I have completely different experience. Which models are you talking about? I have no trouble at all with AI documenting the steps it took. I use codex gpt5.4 and Claude code opus 4.6 daily. When needed - they have no issue with describing what steps they took, what were the problems during the run. Documenting that all as a SKILL, then reuse and fix instructions on further feedback.
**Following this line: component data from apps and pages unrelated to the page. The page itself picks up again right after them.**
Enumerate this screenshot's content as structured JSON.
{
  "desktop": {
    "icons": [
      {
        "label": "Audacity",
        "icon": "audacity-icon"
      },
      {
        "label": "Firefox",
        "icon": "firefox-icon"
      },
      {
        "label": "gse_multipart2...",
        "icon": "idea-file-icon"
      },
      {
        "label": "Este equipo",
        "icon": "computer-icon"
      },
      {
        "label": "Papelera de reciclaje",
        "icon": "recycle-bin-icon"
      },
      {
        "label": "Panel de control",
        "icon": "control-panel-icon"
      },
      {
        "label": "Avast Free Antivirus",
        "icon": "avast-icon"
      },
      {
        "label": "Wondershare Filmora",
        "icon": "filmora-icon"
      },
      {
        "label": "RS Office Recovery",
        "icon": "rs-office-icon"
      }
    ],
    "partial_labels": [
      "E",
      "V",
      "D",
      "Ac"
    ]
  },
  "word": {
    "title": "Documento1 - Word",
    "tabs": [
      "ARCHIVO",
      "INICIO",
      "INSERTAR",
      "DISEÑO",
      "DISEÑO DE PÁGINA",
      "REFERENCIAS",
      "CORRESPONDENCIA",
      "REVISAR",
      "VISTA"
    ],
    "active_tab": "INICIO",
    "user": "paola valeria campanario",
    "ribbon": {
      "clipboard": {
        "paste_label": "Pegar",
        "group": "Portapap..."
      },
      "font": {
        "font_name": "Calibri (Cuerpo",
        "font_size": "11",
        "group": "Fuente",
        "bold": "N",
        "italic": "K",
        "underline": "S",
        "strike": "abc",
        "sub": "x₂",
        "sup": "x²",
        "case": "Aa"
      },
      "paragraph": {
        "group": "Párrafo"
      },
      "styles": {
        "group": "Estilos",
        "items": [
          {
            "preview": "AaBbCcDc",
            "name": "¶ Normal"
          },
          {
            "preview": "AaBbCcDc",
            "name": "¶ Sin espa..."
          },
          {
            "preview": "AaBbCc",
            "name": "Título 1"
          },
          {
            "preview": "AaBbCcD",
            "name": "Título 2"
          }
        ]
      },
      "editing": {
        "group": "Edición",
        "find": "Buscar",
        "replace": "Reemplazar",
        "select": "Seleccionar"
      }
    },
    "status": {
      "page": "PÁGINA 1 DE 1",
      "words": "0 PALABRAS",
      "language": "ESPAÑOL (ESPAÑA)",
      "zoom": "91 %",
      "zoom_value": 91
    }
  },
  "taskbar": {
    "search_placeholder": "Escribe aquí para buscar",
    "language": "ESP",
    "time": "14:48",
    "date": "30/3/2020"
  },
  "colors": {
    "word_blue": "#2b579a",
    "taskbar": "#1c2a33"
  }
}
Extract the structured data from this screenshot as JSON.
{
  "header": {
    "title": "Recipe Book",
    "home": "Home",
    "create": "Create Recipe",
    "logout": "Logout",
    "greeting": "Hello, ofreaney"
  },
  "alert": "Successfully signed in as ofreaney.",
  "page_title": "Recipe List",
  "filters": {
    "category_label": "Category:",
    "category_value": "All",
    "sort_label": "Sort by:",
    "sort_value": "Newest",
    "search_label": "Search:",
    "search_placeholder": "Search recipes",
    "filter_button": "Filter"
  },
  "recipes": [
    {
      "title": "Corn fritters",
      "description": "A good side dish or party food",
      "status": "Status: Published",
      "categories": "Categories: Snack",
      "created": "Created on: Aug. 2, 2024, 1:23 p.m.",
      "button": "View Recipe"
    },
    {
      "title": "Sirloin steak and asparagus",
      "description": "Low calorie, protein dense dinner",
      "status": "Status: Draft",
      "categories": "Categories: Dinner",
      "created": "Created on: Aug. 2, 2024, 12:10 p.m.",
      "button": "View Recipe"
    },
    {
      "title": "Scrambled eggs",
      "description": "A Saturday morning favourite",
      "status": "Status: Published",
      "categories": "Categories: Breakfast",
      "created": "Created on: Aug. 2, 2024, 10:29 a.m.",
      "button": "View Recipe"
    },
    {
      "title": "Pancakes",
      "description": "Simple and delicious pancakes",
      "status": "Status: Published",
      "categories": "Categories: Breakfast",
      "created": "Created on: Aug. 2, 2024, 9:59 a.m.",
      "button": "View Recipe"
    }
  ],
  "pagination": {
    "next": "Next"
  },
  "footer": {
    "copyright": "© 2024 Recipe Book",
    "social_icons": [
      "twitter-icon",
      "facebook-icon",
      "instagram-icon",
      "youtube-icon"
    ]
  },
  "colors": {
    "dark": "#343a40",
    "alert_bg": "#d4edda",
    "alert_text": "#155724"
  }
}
The steps they say they took and steps they took are not the same thing.
I use mainly Opus 4.6.
I did the same thing and created a skill for summarizing a troubleshooting conversation. It works decently, as long as my own input in the troubleshooting is minimal. i.e. dangerously-skip-permissions. As soon as I need to take manual steps or especially if the conversation is in Desktop/Web, it will very quickly degrade and just assume steps I've taken (e.g. if it gave me two options to fix something, and I come back saying it's fixed, it will in the summary just kind of randomly decide a solution). It also generally doesn't consider the previous state of the system (e.g. what was already installed/configured/setup) when writing such a summary, which maybe makes it reusable for me, somewhat, but certainly not for others.
Now you could say, "these are all things you can prompt away", and, I mean, to an extent, probably. But once you're talking about taking something like this online, you're not working with the top 1% proompters. The average claude session is not the diligent little worker bee you'd want it to be. These models are still, at their core, chaos goblins. I think Moltbook showed that quite clearly.
I think having your model consider someone else's "fix" to your problem as a primary source is bad. Period. Maybe it won't be bad in 3 generations when models can distinguish noise and nonsense from useful information, but they really can't right now.